I’ve listened to traditional Blackfeet stories and gained a deeper connection to the cultural landscape. I have learned that for conservation efforts to be truly successful, they must empower and uplift communities that are indigenous to that landscape. 

Traditional conservation practices must evolve and Native voices and perspectives must be heard and considered. We have been fortunate to have partnerships with conservation groups that genuinely value Indigenous perspectives and empower our community. And together we have been successful in keeping the Badger-Two Medicine free from any oil and gas wells. 

The last leaseholder continues to battle in the courts, and our cultural homeland is not yet permanently protected. As long as our homeland is threatened, I will stand alongside the Blackfeet Nation and conservation friends, working together for the ecological and cultural integrity of our home, and on behalf of the generations yet to come. 

ABOUT THE BADGER-TWO MEDICINE 

Named after Badger Creek and the Two Medicine River,  the Badger-Two Medicine holds deep spiritual significance for the Blackfeet Nation. Blackfeet origin stories are set within this incredibly beautiful landscape the is also home to grizzly bears, wolves, elk, wolverines, bighorn sheep and mountain lions.

Surrounded by the Blackfeet Indian Reservation to the north and east, the Badger-Two Medicine has Glacier National Park as a neighbor to the north and west and the Bob Marshall Wilderness to the south.

The Blackfeet Reservation is home to 17,000 members of the Blackfeet Nation.  The reservation was established by treaty in 1855 and the Blackfeet's land base was continuously whittled away without tribal consent, thus leaving the Blackfeet exiled from places that were considered important homelands.  

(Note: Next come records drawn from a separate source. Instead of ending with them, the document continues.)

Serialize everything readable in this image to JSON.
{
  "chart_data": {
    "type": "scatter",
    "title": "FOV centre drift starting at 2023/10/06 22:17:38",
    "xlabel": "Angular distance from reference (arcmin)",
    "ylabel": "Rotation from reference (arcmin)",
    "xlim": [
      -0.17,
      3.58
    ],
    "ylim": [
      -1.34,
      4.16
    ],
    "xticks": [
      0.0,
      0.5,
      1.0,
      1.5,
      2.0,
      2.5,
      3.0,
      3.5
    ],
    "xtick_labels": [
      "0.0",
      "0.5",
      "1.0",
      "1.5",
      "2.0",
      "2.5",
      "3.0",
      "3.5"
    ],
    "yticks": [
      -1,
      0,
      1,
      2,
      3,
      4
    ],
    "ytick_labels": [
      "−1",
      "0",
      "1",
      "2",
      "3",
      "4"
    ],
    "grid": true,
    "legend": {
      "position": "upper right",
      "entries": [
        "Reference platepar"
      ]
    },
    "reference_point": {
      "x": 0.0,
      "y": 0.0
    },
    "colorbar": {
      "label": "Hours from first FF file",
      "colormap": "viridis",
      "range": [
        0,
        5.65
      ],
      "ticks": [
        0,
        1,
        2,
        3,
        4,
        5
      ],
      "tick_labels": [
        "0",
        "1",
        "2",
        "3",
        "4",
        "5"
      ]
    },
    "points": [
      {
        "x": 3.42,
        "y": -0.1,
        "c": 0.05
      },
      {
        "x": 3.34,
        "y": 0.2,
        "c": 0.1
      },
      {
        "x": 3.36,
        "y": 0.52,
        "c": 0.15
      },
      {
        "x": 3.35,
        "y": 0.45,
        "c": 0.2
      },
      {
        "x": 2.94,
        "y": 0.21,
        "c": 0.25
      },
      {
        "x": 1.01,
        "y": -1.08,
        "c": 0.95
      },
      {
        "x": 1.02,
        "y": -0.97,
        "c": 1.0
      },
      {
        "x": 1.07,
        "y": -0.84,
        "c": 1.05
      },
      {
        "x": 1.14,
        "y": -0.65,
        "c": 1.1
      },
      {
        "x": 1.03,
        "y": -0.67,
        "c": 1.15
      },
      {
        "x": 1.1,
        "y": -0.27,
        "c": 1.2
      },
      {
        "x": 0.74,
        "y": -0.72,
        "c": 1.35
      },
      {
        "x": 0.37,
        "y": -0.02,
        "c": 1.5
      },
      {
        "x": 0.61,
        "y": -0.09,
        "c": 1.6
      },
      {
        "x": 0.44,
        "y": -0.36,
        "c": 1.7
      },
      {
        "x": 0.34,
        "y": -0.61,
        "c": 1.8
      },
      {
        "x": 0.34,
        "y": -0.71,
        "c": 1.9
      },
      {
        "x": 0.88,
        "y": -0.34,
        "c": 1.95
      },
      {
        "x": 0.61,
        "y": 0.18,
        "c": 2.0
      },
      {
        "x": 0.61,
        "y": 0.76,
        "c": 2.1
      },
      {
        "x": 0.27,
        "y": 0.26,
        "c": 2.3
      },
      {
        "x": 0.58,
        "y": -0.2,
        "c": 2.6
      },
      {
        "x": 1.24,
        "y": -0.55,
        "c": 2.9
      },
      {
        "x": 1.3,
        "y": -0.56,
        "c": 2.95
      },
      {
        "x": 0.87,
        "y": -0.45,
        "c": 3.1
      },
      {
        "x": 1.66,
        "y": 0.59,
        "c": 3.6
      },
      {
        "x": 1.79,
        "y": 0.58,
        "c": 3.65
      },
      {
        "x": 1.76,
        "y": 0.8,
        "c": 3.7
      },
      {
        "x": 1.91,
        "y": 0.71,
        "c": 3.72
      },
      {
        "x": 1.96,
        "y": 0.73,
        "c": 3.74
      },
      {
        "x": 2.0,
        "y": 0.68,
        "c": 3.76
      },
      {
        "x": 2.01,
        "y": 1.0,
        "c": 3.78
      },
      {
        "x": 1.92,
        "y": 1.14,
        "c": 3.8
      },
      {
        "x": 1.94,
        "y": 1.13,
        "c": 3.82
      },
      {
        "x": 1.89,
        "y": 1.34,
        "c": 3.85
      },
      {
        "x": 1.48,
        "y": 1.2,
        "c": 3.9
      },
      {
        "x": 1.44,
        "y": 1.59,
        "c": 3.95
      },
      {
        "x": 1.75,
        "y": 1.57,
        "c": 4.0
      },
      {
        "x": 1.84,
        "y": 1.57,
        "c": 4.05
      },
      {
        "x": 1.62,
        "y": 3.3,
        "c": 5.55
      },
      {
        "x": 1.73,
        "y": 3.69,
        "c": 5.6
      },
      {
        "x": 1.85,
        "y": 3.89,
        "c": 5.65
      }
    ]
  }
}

Read the Mountain Journal story about the report from the Wyss Foundation  that Edmo's essay was featured in and which highlights indigenous conservation efforts worldwide..

Below is a clip from a documentary about the battle that ensued over protecting the Badger-Two Medicine involving the Blackfeet, conservationists, the oil and gas industry, Forest Service, and an attorney, William Perry Pendley who is now acting director of the federal Bureau of Land Management.


Kendall Edmo
About Kendall Edmo

Kendall Edmo is a member of the Blackfeet Nation and has worked with the Blackfeet Tribal Historic Preservation Office. She was born and raised on the Blackfeet Indian Reservation in northwest Montana—just east of Glacier National Park and the Badger-Two Medicine, and just south of the Canadian border.